Connection brokerURL = tcp://msc-test-hdls-svc:61616?reconnectAttempts=5&confirmationWindowSize=20000

--- warmup false 
--- sent:           281 msg/sec 
--- blocked:        281 msg/sec 
--- completed:      281 msg/sec 
--- received:       282 msg/sec 
--- send ack time:   mean:   3325.25 us - 50.00%:    679.00 us - 90.00%:   1687.00 us - 99.00%:  81407.00 us - 99.90%:  83455.00 us - 99.99%:  83455.00 us - max:     83455.00 us 
--- transfer time:   mean:   3402.32 us - 50.00%:    787.00 us - 90.00%:   4015.00 us - 99.00%:  78335.00 us - 99.90%:  83455.00 us - 99.99%:  83455.00 us - max:     83455.00 us

Now when killing a node, I receive the following warning:

2023-06-14 12:56:47,361 WARN  [org.apache.activemq.artemis.core.client] AMQ212037: Connection failure to msc-test-hdls-svc/10.4.1.113:61616 has been detected: AMQ219015: The connection was disconnected because of server shutdown [code=DISCONNECTED]

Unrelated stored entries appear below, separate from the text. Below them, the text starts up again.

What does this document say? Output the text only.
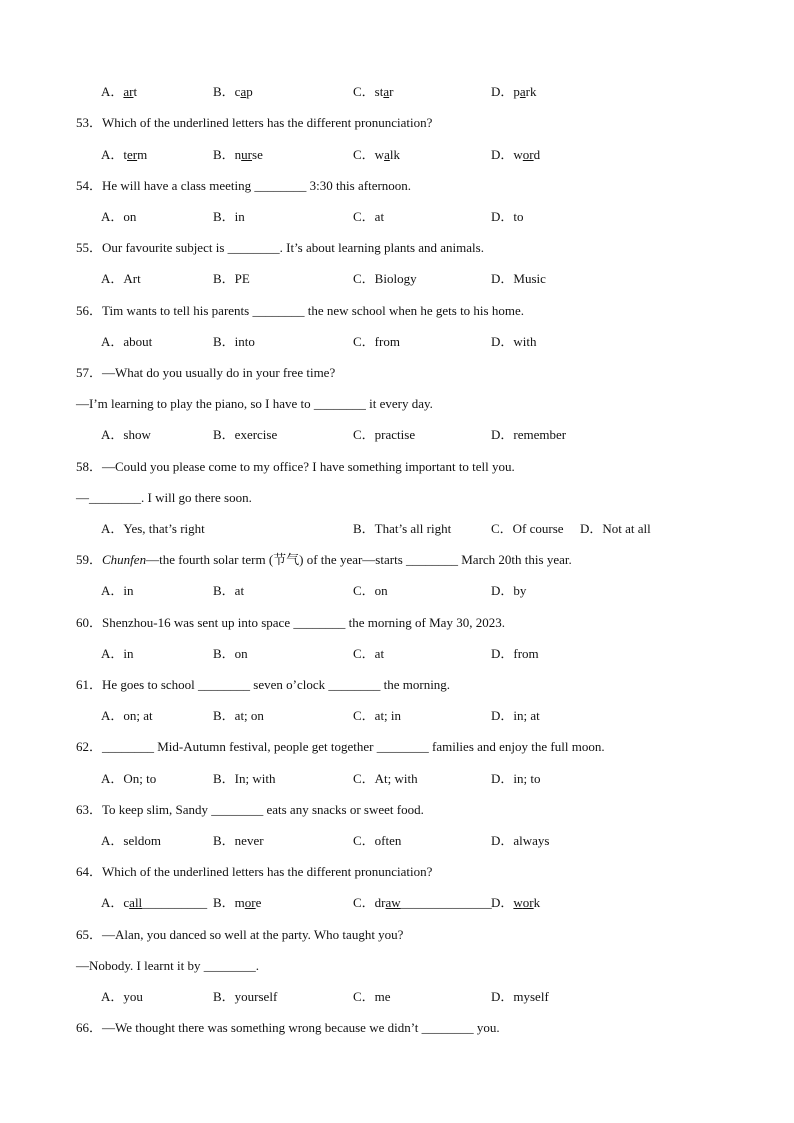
A．art	B．cap	C．star	D．park
53．Which of the underlined letters has the different pronunciation?
A．term	B．nurse	C．walk	D．word
54．He will have a class meeting ________ 3:30 this afternoon.
A．on	B．in	C．at	D．to
55．Our favourite subject is ________. It’s about learning plants and animals.
A．Art	B．PE	C．Biology	D．Music
56．Tim wants to tell his parents ________ the new school when he gets to his home.
A．about	B．into	C．from	D．with
57．—What do you usually do in your free time?
—I’m learning to play the piano, so I have to ________ it every day.
A．show	B．exercise	C．practise	D．remember
58．—Could you please come to my office? I have something important to tell you.
—________. I will go there soon.
A．Yes, that’s right	B．That’s all right	C．Of course D．Not at all
59．Chunfen—the fourth solar term (节气) of the year—starts ________ March 20th this year.
A．in	B．at	C．on	D．by
60．Shenzhou-16 was sent up into space ________ the morning of May 30, 2023.
A．in	B．on	C．at	D．from
61．He goes to school ________ seven o’clock ________ the morning.
A．on; at	B．at; on	C．at; in	D．in; at
62．________ Mid-Autumn festival, people get together ________ families and enjoy the full moon.
A．On; to	B．In; with	C．At; with	D．in; to
63．To keep slim, Sandy ________ eats any snacks or sweet food.
A．seldom	B．never	C．often	D．always
64．Which of the underlined letters has the different pronunciation?
A．call__________ B．more	C．draw______________ D．work
65．—Alan, you danced so well at the party. Who taught you?
—Nobody. I learnt it by ________.
A．you	B．yourself	C．me	D．myself
66．—We thought there was something wrong because we didn’t ________ you.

After that stats keep being printed, but are all 0 msg/sec.

Then after some more time:

2023-06-14 12:57:52,312 WARN  [org.apache.activemq.artemis.core.client] AMQ212036: Can not find packet to clear: 3 last received command id first stored command id 0

And the pod running the command is restarted.

My expectation here is that the client will attempt to connect to a different node now after it discovered that one node has been killed.

Either my expectations are wrong or something in my setup isn't working. Any help?

EDIT: I also tried using multiple client IPs in the connection string, but the result was the same.

Solution

The issue here is that you don't have high availability configured which means that when a broker fails the client will not fail-over to a backup.

In 2.29.0 this will be different as fail-over to another live broker will be supported via ARTEMIS-4251.